Tay Bak Koi | 郑木奎 (b. 1939, Singapore; d. 2005, Singapore) was a second generation artist known for his oil and watercolour portrayals of local scenes. His ubiquitous stylised fishing villages, kampong scenes, waterfalls, buffaloes and later, urban landscapes have won him much popularity. His style combined realism and fantasy, a product of the Nanyang style of blending modernist and Chinese painting. Tay trained at the Nanyang Academy of Fine Arts (circa 1957). He studied under pioneer artist Cheong Soo Pieng, who encouraged him to challenge conventional art forms.

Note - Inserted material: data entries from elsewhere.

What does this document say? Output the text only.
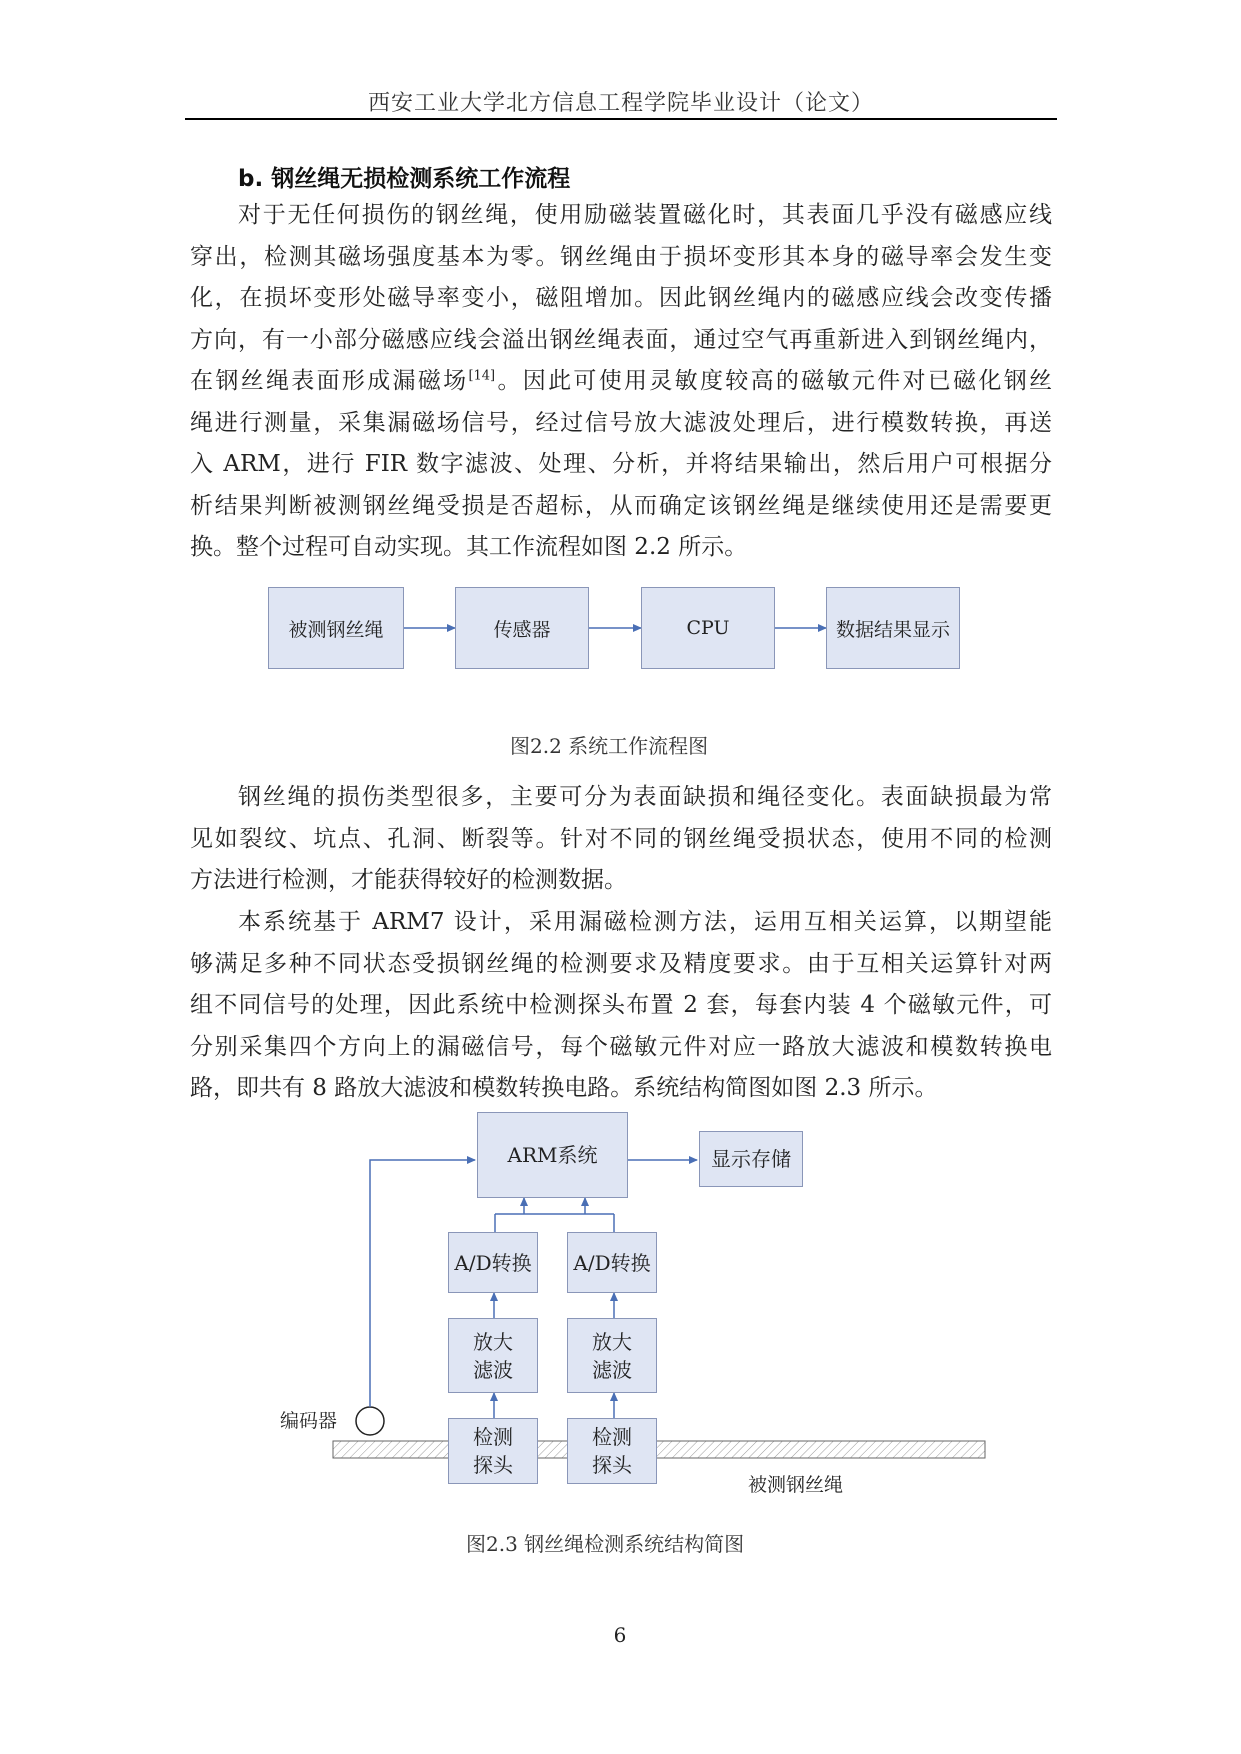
西安工业大学北方信息工程学院毕业设计（论文）
b. 钢丝绳无损检测系统工作流程
对于无任何损伤的钢丝绳，使用励磁装置磁化时，其表面几乎没有磁感应线
穿出，检测其磁场强度基本为零。钢丝绳由于损坏变形其本身的磁导率会发生变
化，在损坏变形处磁导率变小，磁阻增加。因此钢丝绳内的磁感应线会改变传播
方向，有一小部分磁感应线会溢出钢丝绳表面，通过空气再重新进入到钢丝绳内，
在钢丝绳表面形成漏磁场[14]。因此可使用灵敏度较高的磁敏元件对已磁化钢丝
绳进行测量，采集漏磁场信号，经过信号放大滤波处理后，进行模数转换，再送
入 ARM，进行 FIR 数字滤波、处理、分析，并将结果输出，然后用户可根据分
析结果判断被测钢丝绳受损是否超标，从而确定该钢丝绳是继续使用还是需要更
换。整个过程可自动实现。其工作流程如图 2.2 所示。
被测钢丝绳	传感器	CPU	数据结果显示
图2.2 系统工作流程图
钢丝绳的损伤类型很多，主要可分为表面缺损和绳径变化。表面缺损最为常
见如裂纹、坑点、孔洞、断裂等。针对不同的钢丝绳受损状态，使用不同的检测
方法进行检测，才能获得较好的检测数据。
本系统基于 ARM7 设计，采用漏磁检测方法，运用互相关运算，以期望能
够满足多种不同状态受损钢丝绳的检测要求及精度要求。由于互相关运算针对两
组不同信号的处理，因此系统中检测探头布置 2 套，每套内装 4 个磁敏元件，可
分别采集四个方向上的漏磁信号，每个磁敏元件对应一路放大滤波和模数转换电
路，即共有 8 路放大滤波和模数转换电路。系统结构简图如图 2.3 所示。
ARM系统	显示存储
A/D转换	A/D转换
放大
滤波
放大
滤波
检测
探头
检测
探头
编码器
被测钢丝绳
图2.3 钢丝绳检测系统结构简图
6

Tay has exhibited in Southeast Asia, Hong Kong, Japan, Australia, Middle East, Europe and the United States of America. These included Impression: The Art of Tay Bak Koi at the National Museum Art Gallery (1990), the inaugural exhibition at the National Museum Art Gallery (1976), the Singapore Art Exhibition in Tel Aviv, Israel (1980), and the 1st and 2nd Brunei-Singapore Art Exhibition at the National Museum Art Gallery (1989 and 1990).
In 1970, Tay was commissioned by the Hilton Hotel in Singapore to create 300 works. His works have also been collected by Singtel, public and private corporations and private collectors, among others.